DK-5 Viewfinder Eye Piece Cap - Is it really useful?

Discussion in 'Nikon' started by david_wilson|14, Jan 14, 2008.

  1. Hi,
    I am still quite new to SLR photography so forgive me for my ignorance.
    I have noticed with my D40X that it came with a view finder cap which the
    manual states should be used when using the remote to prevent light entering
    the viewfinder and messing up the reading.

    While I havent had a chance to use this cap, I have been pretty pleased with my
    photos taken using the remote on Manual settings without a cap.

    I am just wondering if this is something you guys think i should definatly be
    using while taking self portraits or has the techonology in cameras made this
    feature close to not worrying about.

    Again I am very new to this so feel free to tell me why I should or shouldnt
    bother with this small device. Any help is appricated. Thanks.
     
  2. It helps in very bright conditions to stop the exposure varying (light entering the 'wrong' way via the eyepiece makes for under-exposure) so it is worth having in your kit bag.

    However, for me it is much easier to read off the exposure with your eye to the finder and then lock in the values you read using M (manual) exposure. You can be SURE it will not vary then.

    Ian
     
  3. It is not important if you are shooting in manual mode.

    If you are shooting in anything else, then use it.

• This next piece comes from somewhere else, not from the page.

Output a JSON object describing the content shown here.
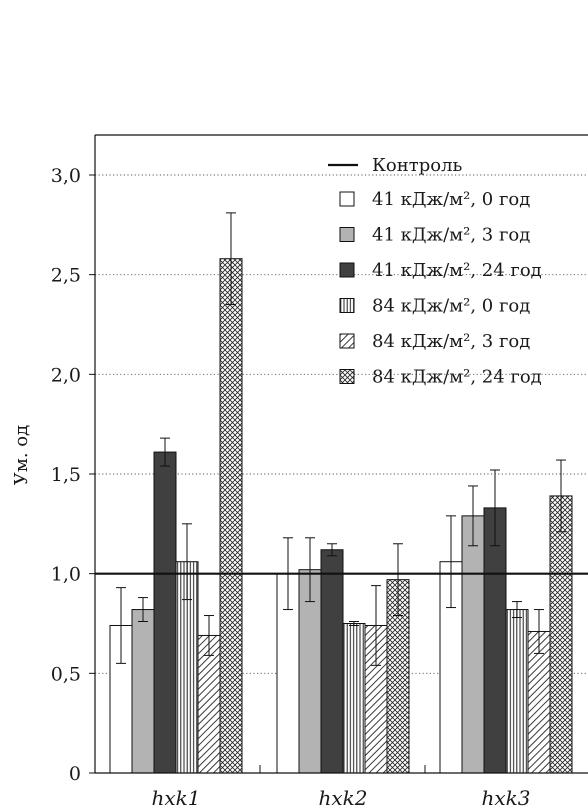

    I find it's easier just to shoot manual and being able to look through the viewfinder for composing my shots.
     
  4. Using auto exposure on my D40 with the selftimer, the exposure is 'locked in' as the release is pressed not when the picture is finally made. This means that the eyepiece cover is not really needed; you just shield the eyepiece while you press the release and can then move away from the camera if you want to.

    Some people say the cover stops stray light entering the camera body via the viewfinder but I've always believed the raised mirror does that job OK.
     
  5. "Some people say the cover stops stray light entering the camera body via the viewfinder but I've always believed the raised mirror does that job OK."

    Shine a small flashlight into the finder and you'll see the raised mirror is not sufficient :)
     
  6. Bjorn,

    Are you implying that sunlight behind the photographer is enough to degrade shadows by light leakage through the viewfinder?
     
  7. Definitively, yes. The exposure meter is badly affected. Just try for yourself.

    Since the photographer tends to look through the finder, the light leakage is ordinarily not a problem. But for a tripod-mounted camera with any strong light source present behind the camera, the light leakage issue becomes real.